Sofia Skampardoni; Dimitrios Poulikakos; Marek Malik; Darren Green; Philip A. Kalra


Nephrol Dial Transplant. 2019;34(7):1089-1098. 

In This Article


A number of electrocardiographic parameters have been used as potential risk predictors in advanced renal disease and dialysis with variable results. The use of conventional ECG parameters is severely limited by the influence of fluid and electrolyte shifts on their measurements. Inconsistency and lack of reproducibility make them unreliable as independent biomarkers.

In the case of the PR interval prolongation, in particular the link between abnormal PR and mortality might reflect the mortality risk associated with bradyarrhythmias or atrial fibrillation. In the determination of electrocardiographic LVH, the use of Novacode has shown promising results. Novacode has the advantage of not relying on voltage criteria, but requires computer processing of EGC waveform.

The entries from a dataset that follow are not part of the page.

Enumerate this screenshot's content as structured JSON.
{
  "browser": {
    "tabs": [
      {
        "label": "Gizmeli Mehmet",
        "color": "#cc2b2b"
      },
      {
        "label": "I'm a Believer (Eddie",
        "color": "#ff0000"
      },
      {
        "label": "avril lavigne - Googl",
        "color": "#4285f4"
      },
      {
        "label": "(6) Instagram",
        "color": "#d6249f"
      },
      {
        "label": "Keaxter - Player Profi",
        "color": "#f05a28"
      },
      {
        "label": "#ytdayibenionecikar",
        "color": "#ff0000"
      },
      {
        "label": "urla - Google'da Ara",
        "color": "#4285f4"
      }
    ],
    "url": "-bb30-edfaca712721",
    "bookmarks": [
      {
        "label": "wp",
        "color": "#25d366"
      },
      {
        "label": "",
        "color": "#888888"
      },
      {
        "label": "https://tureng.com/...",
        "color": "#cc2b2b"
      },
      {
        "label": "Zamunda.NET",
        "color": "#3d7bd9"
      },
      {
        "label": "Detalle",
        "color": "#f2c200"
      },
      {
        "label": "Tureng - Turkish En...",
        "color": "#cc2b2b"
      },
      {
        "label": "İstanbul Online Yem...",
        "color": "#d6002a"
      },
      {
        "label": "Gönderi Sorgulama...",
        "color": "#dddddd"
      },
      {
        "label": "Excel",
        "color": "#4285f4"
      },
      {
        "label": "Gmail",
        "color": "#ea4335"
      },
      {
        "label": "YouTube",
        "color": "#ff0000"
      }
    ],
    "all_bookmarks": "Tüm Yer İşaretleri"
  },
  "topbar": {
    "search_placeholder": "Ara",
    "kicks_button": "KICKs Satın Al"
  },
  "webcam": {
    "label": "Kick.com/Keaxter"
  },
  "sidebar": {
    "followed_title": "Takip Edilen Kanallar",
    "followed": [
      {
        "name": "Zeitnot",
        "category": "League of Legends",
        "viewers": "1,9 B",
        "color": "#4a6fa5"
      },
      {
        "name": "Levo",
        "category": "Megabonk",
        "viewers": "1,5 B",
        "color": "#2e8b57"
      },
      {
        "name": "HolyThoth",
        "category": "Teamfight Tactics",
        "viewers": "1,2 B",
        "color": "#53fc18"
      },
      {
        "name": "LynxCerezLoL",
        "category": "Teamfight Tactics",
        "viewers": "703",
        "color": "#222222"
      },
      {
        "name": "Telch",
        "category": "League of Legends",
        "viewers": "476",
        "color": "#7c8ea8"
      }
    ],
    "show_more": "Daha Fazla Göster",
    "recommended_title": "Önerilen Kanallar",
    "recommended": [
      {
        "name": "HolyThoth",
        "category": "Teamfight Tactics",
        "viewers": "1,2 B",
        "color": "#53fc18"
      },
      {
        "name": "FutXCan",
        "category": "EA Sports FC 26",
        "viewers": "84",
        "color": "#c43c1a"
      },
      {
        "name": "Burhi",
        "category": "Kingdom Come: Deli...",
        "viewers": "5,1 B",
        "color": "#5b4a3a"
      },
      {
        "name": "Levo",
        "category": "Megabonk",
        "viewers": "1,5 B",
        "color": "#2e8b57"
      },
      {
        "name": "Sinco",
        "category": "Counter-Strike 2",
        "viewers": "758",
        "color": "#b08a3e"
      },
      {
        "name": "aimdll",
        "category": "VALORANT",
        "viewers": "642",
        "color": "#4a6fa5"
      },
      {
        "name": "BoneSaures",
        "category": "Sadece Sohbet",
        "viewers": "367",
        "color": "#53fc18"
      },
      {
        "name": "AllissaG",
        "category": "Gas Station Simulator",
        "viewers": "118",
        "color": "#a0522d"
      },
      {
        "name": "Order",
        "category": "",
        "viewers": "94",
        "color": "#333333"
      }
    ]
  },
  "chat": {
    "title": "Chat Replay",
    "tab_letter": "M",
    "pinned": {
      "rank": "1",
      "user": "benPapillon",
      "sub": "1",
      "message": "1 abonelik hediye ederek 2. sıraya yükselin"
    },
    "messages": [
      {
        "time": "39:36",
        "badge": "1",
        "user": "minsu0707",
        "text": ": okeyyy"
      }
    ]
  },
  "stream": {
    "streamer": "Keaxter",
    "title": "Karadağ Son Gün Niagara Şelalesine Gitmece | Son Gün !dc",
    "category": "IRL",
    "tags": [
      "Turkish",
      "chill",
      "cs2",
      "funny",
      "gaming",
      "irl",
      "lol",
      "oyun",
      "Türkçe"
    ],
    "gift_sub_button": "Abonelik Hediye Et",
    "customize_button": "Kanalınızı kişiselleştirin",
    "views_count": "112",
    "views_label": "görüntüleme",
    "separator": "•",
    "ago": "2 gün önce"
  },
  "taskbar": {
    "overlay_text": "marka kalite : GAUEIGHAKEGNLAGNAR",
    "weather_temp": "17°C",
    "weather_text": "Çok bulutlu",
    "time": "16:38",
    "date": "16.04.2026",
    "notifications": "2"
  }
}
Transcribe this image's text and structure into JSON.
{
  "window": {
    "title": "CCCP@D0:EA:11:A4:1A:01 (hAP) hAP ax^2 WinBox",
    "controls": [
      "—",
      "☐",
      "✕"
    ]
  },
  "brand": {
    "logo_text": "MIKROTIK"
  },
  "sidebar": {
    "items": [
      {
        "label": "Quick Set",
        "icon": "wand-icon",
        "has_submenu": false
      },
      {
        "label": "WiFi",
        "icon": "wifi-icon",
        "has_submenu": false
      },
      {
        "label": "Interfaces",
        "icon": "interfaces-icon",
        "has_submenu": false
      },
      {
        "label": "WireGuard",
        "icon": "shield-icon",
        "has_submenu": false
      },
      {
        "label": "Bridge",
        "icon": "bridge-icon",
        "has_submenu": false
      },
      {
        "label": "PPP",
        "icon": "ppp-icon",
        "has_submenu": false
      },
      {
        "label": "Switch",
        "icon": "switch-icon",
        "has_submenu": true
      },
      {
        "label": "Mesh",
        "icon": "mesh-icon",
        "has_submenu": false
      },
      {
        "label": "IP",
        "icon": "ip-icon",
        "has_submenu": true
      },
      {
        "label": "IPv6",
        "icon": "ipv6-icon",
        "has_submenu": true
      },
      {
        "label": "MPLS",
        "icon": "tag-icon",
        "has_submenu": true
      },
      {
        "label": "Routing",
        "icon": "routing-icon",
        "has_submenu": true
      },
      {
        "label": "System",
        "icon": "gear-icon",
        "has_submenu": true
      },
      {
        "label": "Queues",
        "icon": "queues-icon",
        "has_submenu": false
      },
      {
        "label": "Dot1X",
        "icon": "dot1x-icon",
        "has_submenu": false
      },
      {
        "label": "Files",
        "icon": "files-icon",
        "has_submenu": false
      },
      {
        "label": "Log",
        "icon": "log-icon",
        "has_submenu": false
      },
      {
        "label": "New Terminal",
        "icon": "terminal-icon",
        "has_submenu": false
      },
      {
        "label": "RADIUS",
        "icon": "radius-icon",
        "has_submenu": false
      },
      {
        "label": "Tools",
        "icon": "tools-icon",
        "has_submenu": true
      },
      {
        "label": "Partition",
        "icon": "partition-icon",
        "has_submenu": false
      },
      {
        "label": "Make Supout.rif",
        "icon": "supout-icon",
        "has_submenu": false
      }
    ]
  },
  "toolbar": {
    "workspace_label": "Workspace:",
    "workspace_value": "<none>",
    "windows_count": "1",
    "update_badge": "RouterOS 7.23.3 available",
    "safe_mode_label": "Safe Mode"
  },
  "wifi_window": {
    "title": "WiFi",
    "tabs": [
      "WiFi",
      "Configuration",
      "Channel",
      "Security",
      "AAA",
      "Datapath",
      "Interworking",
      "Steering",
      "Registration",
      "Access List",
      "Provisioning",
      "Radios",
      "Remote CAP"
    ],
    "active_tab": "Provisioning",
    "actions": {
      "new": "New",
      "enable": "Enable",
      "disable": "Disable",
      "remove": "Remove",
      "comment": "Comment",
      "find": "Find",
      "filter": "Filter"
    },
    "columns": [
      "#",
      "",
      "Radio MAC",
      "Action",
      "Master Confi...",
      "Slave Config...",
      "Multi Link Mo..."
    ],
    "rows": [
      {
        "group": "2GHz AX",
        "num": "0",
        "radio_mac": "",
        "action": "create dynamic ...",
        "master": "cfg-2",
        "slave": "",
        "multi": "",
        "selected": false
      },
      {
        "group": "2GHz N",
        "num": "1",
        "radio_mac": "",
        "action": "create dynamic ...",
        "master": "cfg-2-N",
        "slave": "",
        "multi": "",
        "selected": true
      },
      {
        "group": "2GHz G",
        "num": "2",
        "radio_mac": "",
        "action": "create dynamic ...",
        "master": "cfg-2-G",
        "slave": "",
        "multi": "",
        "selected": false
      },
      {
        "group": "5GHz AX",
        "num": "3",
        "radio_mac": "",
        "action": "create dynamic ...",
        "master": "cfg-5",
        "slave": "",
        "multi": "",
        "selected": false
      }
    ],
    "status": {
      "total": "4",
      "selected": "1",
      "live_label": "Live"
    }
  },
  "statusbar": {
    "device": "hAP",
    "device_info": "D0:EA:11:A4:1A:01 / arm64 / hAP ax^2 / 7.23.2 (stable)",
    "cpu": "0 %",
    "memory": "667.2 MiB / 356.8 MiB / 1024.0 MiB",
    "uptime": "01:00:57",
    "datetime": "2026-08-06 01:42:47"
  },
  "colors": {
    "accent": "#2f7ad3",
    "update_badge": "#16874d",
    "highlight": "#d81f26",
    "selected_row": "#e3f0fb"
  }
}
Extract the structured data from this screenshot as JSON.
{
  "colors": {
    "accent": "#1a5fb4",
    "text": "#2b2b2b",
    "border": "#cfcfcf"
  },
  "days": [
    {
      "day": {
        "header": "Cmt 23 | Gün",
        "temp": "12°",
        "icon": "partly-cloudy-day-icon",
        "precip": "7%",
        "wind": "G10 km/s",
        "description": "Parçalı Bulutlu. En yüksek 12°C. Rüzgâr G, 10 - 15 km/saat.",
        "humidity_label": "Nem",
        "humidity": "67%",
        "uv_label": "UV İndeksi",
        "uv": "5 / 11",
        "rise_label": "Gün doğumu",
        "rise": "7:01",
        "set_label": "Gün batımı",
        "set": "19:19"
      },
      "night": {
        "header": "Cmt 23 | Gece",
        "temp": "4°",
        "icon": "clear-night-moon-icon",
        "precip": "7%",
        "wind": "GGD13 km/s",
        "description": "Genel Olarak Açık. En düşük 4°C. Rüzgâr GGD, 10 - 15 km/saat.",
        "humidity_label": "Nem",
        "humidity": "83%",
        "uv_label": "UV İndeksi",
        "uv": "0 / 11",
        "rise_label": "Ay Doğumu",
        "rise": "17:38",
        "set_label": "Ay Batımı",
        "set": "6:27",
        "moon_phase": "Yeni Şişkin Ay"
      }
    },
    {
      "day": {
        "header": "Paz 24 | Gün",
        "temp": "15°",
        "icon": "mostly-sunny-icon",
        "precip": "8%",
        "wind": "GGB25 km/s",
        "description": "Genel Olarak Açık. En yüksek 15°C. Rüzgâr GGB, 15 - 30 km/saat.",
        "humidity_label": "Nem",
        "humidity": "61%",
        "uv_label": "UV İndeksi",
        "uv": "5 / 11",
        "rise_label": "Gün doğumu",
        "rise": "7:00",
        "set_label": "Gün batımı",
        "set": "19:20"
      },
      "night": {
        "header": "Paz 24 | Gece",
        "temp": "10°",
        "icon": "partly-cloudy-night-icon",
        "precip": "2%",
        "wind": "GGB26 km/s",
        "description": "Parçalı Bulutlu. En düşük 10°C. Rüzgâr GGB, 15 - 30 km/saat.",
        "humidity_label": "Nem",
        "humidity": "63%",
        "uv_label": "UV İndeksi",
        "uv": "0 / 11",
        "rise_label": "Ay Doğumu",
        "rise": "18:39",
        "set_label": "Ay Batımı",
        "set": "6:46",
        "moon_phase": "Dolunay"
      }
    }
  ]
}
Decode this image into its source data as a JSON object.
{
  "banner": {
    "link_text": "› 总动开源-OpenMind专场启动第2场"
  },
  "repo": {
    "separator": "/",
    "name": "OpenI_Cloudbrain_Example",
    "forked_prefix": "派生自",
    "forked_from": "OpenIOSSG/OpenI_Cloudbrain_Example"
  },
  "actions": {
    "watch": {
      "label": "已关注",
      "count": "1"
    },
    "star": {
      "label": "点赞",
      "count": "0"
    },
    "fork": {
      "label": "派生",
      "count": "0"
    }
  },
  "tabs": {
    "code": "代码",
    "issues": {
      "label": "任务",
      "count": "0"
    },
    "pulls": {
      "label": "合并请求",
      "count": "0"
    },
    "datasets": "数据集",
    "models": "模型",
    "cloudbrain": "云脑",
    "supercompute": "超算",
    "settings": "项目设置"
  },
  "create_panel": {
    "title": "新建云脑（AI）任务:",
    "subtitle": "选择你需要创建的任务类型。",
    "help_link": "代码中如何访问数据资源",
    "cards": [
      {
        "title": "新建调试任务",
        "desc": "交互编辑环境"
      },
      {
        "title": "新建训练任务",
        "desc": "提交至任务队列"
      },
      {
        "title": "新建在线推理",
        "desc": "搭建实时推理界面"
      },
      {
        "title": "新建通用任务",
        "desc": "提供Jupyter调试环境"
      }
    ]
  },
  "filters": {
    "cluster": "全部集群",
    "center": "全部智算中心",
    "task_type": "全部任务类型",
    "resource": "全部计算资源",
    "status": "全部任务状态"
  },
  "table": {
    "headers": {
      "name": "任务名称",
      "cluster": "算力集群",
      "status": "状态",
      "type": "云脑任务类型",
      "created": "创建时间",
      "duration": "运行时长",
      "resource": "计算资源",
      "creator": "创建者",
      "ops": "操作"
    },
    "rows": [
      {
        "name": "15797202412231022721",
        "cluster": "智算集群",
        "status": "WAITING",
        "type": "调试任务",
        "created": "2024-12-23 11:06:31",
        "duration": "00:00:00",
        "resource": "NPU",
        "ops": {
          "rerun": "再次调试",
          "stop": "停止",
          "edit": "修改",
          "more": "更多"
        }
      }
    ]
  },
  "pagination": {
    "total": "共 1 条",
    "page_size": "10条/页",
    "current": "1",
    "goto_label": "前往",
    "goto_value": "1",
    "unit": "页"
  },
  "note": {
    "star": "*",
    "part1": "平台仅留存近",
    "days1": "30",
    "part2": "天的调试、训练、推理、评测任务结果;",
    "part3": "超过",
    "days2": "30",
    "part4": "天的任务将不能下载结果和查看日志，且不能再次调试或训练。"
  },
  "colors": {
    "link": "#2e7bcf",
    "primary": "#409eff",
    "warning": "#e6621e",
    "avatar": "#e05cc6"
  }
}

Hence, unlike conventional methods such as Sokolow–Lyon, LVH cannot be determined by manual observation.

We elected to omit QTc dispersion from the review in order to keep the presented results more relevant. Previous research has indicated that QT dispersion as a metric is problematic as it has very poor reproducibility and cannot be used consistently for risk stratification. There is also some controversy regarding the meaning of QT dispersion as some previous research has questioned whether it truly represents repolarization heterogeneity.[76,77]

Novel markers, such as the QRS–T angle, have shown promising results in HD cohorts. However, the definitions of abnormal QRS–T angle vary significantly depending on the method of calculation used. Further standardization is therefore required. Moreover, the prognostic value of the QRS–T angle needs to be evaluated in larger prospective studies. In general, there is a paucity of studies assessing electrocardiographic markers as risk prediction tools in PD when compared with HD.

In summary, larger and more comprehensive studies are required, including those assessing the evolution of electrocardiographic changes from CKD to HD and PD and the relation of these changes to cardiac mortality. In addition, every opportunity should be taken to include serial ECG recordings in all larger randomized controlled trials examining cardiovascular and mortality outcomes. Risk stratification models that incorporate echocardiographic, electrocardiographic and laboratory parameters together will likely lead to more sensitive and specific risk prediction. Finally, the serious and potentially treatable bradyarrhythmias being detected by implantable loop recording in dialysis patients would itself justify a more regular and perhaps protocolled use of ECG in these populations.